Compaixão
Recentemente assisti na netflix ao documentário "Missão: alegria em tempos difíceis", uma entrevista com o Dalai Lama e o arcebispo Desmond Tutu. Aproximadamente no minuto 39, Dalai Lama narra um fato sobre compaixão, não vou dar spoiler, então vocês terão que assistir.
Toda a entrevista é uma delícia, leve, pra cima e cheia de ensinamentos, mas esse trecho, especificamente, me tocou, pois era o que eu precisava "pra hoje".
Ter compaixão pelo agressor é um gesto de nobreza, de evolução espiritual. Às vezes nos tornamos vítimas, e sim, a culpa é do outro, não estou falando de vitimismo, estou falando de sofrimento real, de dor que nos impõem por maldade. É verdade que podemos ser mártires, é verdade que podemos ter algozes, embora, na maioria das vezes (na nossa condição humana atual), sejamos bem mais coitados do que vítimas de verdade.
Independente de qual seja a circunstância, pensar que o agressor é quem de fato carece de compaixão é algo nobre, além de ser algo curativo.
Entender que quem está no papel de algoz assim o é por sua história pessoal e particular, por suas referências e pelo seu estado evolutivo, compreender a motivação do outro amaina em nós o peso da ação.
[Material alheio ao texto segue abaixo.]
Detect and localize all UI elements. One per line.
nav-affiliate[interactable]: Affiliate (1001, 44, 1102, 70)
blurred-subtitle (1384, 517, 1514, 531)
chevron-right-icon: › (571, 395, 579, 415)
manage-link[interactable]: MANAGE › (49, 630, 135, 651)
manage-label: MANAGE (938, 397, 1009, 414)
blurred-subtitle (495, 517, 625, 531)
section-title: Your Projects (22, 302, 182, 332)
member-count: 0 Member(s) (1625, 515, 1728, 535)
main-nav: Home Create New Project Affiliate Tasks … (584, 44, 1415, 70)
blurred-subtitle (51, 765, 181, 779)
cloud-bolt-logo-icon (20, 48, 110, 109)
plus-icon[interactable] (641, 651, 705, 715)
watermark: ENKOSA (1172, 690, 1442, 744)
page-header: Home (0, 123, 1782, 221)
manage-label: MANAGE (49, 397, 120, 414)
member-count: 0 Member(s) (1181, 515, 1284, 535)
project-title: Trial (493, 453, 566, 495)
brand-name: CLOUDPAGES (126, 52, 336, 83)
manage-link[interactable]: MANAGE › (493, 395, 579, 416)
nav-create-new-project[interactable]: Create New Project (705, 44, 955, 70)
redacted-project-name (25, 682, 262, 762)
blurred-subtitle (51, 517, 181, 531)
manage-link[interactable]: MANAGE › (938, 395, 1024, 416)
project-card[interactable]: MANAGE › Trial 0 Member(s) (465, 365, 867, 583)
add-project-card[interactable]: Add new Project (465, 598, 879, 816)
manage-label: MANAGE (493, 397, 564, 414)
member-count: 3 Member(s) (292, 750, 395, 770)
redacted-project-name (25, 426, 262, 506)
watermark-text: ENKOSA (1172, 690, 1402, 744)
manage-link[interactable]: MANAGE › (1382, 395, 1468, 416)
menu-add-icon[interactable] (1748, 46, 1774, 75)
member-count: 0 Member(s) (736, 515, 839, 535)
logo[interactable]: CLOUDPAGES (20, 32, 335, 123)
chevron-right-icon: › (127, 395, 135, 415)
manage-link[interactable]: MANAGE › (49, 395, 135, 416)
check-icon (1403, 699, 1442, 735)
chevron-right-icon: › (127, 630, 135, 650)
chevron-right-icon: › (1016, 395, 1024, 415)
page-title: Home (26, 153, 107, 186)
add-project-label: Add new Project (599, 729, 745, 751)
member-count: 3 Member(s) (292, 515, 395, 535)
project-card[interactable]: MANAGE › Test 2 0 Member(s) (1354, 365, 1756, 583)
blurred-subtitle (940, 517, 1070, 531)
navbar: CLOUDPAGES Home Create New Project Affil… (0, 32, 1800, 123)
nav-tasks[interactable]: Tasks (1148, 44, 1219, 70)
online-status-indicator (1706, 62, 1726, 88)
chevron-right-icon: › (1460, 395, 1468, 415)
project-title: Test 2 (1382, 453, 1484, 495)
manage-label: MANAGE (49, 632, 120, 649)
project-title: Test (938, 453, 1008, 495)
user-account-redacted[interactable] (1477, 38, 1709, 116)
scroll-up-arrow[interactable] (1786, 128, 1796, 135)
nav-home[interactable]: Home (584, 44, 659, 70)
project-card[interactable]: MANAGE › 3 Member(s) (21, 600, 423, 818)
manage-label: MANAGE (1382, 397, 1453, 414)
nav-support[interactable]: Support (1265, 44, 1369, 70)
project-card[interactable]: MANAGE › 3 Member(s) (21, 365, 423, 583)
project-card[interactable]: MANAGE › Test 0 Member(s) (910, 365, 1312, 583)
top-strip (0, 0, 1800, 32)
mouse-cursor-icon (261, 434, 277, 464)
Essa passa a ser insignificante, porque a compaixão se sobrepõe a ela.
E as coisas começam a acontecer em cadeia. A raiva passa, a angústia vai embora, o desejo de vingança não vinga, o mal estar e todas as implicações no corpo físico se aquietam.
Ninguém está dizendo que é fácil. Os dois amigos que protagonizam o documentário são seres humanos evoluídos, que meditam, vivem vidas com total desprendimento e altruísmo, e são missionários dentro de suas crenças religiosas, um é Monge budista, comunga da cultura asiática, sua origem, o outro é arcebispo católico e missionário na África. Cada um tem sua história de vida, particularidades que os colocariam em polos totalmente opostos, do ponto de vista cultural, social e de construção filosófica em suas vidas, entretanto se respeitam e, juntos, tornam tudo mais leve e natural.
O fato de pessoas tão opostas se tornarem amigos íntimos e desfrutarem de um amor-amigo tão singular é, talvez, a materialização dessa tal de compaixão. Hoje, por muito menos estamos partidos ao meio, nossas famílias dissecadas pelo ódio partidário, pelo fanatismo religioso, pelos preconceitos, enfim. A entrevista com os dois líderes espirituais veio para mim como um afago na alma, me deu um aceno de esperança de que a humanidade ainda existe em nós e que é possível sentir compaixão por quem nos maltrata, olhando com um olhar menos julgador, porque jamais conheceremos as dores do outro, não temos o poder de estar nele, então, só a compaixão pode mesmo alcançar um coração machucado. E ela deve fluir de nós.